Qual a importância do marketing e porque dos spoilers




Trailer preview

Quem nos acompanha pelas redes sociais já deve ter percebido como eu odeio esse modelo de marketing que os grandes estúdios estão utilizando, lançando pelo menos 3 trailers e mais dezenas de teasers, comerciais e clips sobre os filmes, desde Vingadores 2 eu prometi para mim mesmo só assistir a no máximo dois vídeos de cada filme, e na medida do possível vem dando certo, até mesmo O Exterminador do Futuro: Genesys eu consegui ver sem o spoiler completo que foi dado no 3º trailer, mas não dá para fugir de tudo porque a internet não deixa.

spoiler preview

Durante meu momento de fúria pela Marvel não ter segurado o mistério da aparência do Homem Aranha no novo Capitão América (ok, vamos datar esse post já logo no começo), comecei a assistir diversos trailers de diversas épocas e com diversos temas e apelos de audiência e cheguei a algumas conclusões:

•Marketing agressivo na divulgação de filmes não é algo de hoje.

•Nem sempre diretores e atores tem ciência de qual será o material usado para divulgação (na verdade poucas vezes eles têm esse controle).

•Spoiler em trailer é algo muito subjetivo.

Agências de publicidade

Vamos começar analisando o pessoal do Marketing que é o pivô de toda essa polêmica. Essas empresas, normalmente contratadas pelos estúdios e distribuidoras para fazer a divulgação dos filmes tem como objetivo fazer com que o máximo possível de pessoas saibam do seu lançamento e depois que sintam vontade de ir ao cinema assistir. Teoricamente o trabalho deles termina aí, se você foi ao cinema ver o filme deles já é missão cumprida, e é aí que mora o problema.

O lançamento de um blockbuster movimenta o mundo do marketing de maneira parecida com uma eleição, pesquisas de campo, redes sociais, campanhas fervorosas a favor e contra e a parir de tudo isso, eles começam a levantar dados sobre a popularidade do produto (tanto empresas contratadas, como independentes) e com esses números calculam o hype para o lançamento, a expectativa de bilheteria para a primeira semana, o interesse nos EUA e no mundo, etc. Porém muitas variáveis influenciam esses dados e algumas delas não podem ser quantificadas, só para deixar menos abstrato tudo isso, vamos exemplificar.

Guardiões da Galáxia, quando foi anunciado pesquisas mostravam que NINGUEM conhecia as HQs e nenhum personagem tinham sido apresentados ao público em nenhum outro filme (como fizeram com o Arqueiro e a Viúva antes dos Vingadores).
Resultado, antes de qualquer outra informação ser liberada, as críticas começaram, diziam que o sucesso tinha subido a cabeça dos produtores da Marvel, esse seria o primeiro fracasso deles já que ninguém iria assistir um filme com uma dupla formada por uma arvore que só repete o próprio nome e um guaxinim falante. Mesmo depois de divulgarem que o orçamento do filme seria equivalente ao do Capitão América: Soldado Invernal e que no elenco teria Bradley Cooper, Vin Diesel e Zoë Saldaña, as previas continuavam apontando para o fracasso, só então com o lançamento do primeiro trailer as coisas começaram a mudar, conseguiram dar amostras do humor, trilha sonora e ação do filme e depois lançaram mais diversos vídeos promocionais, apresentando um pouco mais da trama. Resultado, o fim de semana de estreia nos EUA foi maior que o de Thor: Mundo Sombrio e equivalente ao do Capitão América: Soldado Invernal, resumindo, pegaram algo totalmente desconhecido, investiram dinheiro e através dos trailers conseguiram apresentar ao grande público a ideia do filme e arrecadar mais (ou o mesmo) que duas sequencias de heróis já consolidados no cinema.
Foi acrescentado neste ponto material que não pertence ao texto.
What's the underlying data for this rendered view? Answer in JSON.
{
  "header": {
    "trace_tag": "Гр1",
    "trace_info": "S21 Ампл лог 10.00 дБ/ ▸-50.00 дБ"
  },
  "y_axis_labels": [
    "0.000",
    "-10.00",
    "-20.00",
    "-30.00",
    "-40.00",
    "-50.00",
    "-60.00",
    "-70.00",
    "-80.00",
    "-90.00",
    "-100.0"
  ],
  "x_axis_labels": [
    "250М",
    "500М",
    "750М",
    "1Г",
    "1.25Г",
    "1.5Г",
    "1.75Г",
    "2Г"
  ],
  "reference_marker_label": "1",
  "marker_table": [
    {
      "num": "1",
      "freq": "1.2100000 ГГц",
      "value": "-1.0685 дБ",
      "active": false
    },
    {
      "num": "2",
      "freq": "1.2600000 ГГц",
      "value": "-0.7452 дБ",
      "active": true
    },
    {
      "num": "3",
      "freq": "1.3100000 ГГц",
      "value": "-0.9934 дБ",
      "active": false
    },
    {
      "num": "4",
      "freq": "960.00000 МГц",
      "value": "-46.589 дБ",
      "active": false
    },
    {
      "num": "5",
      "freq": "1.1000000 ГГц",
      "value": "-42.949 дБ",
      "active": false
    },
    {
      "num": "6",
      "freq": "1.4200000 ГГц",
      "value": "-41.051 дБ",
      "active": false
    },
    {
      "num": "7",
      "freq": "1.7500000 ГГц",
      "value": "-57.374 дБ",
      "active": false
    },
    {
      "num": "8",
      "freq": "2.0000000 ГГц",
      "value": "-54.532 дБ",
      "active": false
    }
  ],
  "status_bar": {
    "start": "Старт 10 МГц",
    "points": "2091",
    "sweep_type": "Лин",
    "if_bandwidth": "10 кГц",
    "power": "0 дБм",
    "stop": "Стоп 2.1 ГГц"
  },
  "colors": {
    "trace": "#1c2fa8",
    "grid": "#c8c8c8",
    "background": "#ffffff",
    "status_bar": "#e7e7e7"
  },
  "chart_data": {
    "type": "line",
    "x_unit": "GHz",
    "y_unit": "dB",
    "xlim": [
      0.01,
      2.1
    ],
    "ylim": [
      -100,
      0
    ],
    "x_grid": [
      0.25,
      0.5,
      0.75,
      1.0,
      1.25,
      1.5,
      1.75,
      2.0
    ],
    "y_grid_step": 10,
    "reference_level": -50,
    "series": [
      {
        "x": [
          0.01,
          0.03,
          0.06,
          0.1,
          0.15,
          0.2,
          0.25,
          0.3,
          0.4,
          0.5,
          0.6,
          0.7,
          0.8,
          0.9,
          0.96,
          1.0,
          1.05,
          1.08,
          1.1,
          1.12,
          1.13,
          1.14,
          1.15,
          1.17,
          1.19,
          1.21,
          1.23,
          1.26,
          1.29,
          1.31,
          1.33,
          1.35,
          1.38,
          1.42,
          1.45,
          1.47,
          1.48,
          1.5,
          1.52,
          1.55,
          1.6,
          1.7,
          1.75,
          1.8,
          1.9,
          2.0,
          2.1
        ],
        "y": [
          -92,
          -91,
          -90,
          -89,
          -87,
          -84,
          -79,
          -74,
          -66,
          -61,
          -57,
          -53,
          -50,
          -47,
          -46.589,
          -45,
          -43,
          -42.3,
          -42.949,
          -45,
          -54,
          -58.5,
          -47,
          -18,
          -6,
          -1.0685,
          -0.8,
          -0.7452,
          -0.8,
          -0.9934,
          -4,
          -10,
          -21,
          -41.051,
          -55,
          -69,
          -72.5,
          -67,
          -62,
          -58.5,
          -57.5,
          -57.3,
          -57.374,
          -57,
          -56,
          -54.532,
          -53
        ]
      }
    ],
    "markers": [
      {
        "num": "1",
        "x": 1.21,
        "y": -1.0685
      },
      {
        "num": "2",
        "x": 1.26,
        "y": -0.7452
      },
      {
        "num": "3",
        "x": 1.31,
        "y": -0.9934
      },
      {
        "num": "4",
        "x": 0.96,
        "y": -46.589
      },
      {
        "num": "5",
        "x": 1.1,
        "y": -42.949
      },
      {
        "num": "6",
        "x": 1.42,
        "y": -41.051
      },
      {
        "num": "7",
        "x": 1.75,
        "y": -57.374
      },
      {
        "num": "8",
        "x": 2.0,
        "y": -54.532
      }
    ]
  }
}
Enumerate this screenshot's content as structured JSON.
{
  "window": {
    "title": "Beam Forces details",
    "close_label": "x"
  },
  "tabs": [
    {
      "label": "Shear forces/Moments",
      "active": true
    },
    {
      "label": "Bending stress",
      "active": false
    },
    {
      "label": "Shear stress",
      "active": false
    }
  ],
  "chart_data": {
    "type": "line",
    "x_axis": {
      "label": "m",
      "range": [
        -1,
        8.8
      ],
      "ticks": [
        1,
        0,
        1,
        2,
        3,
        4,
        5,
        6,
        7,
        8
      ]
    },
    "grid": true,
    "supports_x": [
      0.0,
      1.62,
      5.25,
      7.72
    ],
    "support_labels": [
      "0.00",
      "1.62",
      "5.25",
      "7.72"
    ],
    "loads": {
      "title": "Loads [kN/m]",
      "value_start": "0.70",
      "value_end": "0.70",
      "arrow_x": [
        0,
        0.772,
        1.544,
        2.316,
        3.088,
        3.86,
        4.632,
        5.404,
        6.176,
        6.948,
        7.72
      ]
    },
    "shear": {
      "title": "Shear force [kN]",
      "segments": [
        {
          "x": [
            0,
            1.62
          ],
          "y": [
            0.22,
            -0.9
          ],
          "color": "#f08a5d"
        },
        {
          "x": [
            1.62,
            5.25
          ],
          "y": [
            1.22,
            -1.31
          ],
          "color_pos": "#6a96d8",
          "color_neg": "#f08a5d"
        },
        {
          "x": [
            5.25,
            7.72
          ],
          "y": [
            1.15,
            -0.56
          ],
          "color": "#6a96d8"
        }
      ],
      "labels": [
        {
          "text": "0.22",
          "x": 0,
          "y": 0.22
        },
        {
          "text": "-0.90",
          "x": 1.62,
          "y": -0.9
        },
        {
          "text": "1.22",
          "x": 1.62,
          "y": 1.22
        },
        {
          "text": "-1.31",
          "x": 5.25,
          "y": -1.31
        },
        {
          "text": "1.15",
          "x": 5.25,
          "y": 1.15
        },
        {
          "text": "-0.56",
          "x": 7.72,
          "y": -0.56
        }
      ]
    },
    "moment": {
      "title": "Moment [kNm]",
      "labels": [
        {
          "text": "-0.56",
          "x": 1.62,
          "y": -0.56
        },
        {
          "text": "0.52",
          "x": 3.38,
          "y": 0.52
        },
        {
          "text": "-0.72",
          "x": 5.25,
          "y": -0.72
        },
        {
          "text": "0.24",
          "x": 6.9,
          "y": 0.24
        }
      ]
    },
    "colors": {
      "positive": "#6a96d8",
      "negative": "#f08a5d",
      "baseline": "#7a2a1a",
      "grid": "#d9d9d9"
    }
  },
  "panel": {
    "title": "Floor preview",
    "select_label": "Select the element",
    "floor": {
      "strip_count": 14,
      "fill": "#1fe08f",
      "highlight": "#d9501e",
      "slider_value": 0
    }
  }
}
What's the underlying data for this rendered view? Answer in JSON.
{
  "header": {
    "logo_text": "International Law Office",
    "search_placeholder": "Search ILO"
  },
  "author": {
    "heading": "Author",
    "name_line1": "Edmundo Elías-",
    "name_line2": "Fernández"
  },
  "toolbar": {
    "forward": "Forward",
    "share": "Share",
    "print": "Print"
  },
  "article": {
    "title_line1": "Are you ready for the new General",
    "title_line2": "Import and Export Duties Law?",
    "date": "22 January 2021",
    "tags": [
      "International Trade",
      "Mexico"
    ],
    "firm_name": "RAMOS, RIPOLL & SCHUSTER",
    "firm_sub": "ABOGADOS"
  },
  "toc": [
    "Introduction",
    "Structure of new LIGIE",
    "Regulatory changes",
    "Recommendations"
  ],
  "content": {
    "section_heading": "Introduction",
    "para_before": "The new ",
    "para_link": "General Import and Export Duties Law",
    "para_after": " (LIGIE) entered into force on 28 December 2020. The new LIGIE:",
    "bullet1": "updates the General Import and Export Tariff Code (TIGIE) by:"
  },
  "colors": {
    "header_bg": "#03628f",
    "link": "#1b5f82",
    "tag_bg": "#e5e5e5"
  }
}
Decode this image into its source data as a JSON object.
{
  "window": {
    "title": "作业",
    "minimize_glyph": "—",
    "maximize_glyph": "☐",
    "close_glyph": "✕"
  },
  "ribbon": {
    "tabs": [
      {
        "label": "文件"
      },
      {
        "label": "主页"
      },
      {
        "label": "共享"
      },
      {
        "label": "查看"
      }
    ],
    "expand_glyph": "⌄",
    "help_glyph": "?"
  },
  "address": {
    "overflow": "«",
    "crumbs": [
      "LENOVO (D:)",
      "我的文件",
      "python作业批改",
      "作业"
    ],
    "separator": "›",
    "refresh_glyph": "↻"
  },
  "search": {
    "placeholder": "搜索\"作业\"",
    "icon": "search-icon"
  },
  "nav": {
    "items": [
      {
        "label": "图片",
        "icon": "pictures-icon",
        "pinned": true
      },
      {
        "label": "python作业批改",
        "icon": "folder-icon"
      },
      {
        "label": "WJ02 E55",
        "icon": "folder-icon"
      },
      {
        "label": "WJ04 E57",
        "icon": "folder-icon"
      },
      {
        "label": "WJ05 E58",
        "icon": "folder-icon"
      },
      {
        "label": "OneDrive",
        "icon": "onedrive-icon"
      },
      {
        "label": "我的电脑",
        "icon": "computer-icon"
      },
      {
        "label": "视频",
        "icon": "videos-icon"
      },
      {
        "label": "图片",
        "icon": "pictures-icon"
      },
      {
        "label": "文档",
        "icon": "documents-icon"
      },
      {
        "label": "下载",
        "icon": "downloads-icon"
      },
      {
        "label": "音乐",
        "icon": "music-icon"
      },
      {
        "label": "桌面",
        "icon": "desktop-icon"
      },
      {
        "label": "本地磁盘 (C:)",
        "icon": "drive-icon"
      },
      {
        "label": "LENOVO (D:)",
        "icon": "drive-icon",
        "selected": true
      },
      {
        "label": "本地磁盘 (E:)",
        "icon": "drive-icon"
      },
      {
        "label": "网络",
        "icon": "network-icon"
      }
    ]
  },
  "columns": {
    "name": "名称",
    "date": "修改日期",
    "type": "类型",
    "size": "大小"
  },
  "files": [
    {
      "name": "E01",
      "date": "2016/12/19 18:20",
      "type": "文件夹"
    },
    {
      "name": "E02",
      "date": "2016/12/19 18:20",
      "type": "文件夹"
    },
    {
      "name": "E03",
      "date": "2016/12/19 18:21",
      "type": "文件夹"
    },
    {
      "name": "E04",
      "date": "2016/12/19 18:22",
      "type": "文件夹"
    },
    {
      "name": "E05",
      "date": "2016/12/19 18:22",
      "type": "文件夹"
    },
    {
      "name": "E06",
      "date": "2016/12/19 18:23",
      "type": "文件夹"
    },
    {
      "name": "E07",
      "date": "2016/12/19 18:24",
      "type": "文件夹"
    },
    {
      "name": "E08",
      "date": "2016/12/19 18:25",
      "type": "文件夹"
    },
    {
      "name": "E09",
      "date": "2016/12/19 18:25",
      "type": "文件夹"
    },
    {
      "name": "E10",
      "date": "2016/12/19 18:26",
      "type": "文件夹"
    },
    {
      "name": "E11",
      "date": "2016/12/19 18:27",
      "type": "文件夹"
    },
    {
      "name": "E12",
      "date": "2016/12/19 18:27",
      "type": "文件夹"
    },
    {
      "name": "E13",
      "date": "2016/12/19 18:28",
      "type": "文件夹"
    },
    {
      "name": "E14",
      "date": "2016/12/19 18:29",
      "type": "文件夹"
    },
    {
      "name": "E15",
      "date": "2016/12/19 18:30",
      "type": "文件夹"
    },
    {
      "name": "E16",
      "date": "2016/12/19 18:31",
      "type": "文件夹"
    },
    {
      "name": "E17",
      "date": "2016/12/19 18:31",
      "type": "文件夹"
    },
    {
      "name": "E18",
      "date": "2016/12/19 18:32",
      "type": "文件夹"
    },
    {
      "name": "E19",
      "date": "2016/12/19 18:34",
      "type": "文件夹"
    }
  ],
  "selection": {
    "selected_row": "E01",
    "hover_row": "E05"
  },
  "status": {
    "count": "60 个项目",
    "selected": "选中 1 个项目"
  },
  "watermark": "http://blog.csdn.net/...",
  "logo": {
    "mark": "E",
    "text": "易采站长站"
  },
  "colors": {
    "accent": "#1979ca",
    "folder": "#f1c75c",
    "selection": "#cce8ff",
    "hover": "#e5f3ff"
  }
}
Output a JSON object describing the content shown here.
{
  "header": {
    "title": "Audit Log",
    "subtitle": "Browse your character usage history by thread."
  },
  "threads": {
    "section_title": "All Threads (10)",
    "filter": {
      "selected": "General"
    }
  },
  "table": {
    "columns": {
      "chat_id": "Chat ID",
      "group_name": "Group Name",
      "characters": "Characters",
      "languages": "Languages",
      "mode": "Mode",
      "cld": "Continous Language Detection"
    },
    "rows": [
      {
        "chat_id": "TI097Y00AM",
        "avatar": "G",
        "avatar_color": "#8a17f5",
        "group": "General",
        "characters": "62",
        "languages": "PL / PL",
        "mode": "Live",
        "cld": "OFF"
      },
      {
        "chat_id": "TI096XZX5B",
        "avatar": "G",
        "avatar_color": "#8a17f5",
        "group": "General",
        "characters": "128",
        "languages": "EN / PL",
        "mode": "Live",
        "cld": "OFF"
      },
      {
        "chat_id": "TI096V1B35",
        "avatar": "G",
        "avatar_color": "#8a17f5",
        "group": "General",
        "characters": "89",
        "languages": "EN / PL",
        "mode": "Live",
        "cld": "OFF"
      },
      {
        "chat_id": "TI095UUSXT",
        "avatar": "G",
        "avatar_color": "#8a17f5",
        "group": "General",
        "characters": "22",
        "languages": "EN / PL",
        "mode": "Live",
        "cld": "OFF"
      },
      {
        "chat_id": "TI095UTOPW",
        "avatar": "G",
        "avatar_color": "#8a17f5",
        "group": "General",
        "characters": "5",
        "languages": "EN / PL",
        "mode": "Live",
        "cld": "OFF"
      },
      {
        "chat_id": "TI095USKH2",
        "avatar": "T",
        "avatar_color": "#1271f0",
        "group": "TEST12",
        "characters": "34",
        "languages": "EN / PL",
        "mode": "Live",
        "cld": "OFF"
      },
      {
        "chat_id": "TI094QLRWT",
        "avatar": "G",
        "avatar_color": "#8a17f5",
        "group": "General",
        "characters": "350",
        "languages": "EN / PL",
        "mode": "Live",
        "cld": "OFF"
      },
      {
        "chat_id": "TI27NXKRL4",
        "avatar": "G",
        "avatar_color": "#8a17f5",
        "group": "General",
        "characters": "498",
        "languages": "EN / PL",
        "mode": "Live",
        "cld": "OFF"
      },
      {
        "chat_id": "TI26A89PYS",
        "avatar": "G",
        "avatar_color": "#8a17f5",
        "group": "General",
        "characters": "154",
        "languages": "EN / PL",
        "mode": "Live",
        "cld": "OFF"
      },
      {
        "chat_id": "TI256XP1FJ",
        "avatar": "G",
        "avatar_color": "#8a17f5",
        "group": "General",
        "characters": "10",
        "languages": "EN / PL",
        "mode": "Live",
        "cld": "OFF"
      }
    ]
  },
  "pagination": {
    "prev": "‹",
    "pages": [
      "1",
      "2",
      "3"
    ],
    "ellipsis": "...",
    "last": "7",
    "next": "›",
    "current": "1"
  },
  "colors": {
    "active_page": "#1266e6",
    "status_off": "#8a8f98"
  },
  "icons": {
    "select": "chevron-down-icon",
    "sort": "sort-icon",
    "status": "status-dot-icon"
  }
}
Ainda citando a Marvel, Homem de Ferro 3, os trailers e vídeos promocionais também tiveram papel fundamental na divulgação do filme, mas pelo motivo contrário do Guardiões da Galáxia, eles usaram o seu herói mais popular do momento e colocaram nos trailers cenas de explodir a cabeça dos fãs, tanto das HQs quanto dos filmes anteriores, com isso a internet gerou dezenas de teorias, sobre a história do filme, o que cada cena dos trailers representava na trama, quem seria o vilão, quem iria morrer… o hype era enorme, maior até que o de Vingadores quando juntaram todos os heróis pela primeira vez. Resultado, mesmo o filme sendo fraco, principalmente para os fãs das HQs ou dos games, até hoje (começo de 2016, vamos realmente datar esse post) é o filme Marvel com a maior abertura depois dos dois Vingadores.

Mas por que eu citei esses dois casos da Marvel? Em ambos, por motivos distintos (apresentar o filme para o público e esconder um roteiro duvidoso), os trailers são estão entre os maiores motivos dos filmes terem sido um sucesso de bilheteria em todo o mundo. Nos dois casos a grande quantidade de material de divulgação só ajudou, não tivemos spoilers das reviravoltas no caso do Homem de Ferro e nem da história em geral no Guardiões da Galáxia. Ponto para a equipe de marketing nesses dois casos.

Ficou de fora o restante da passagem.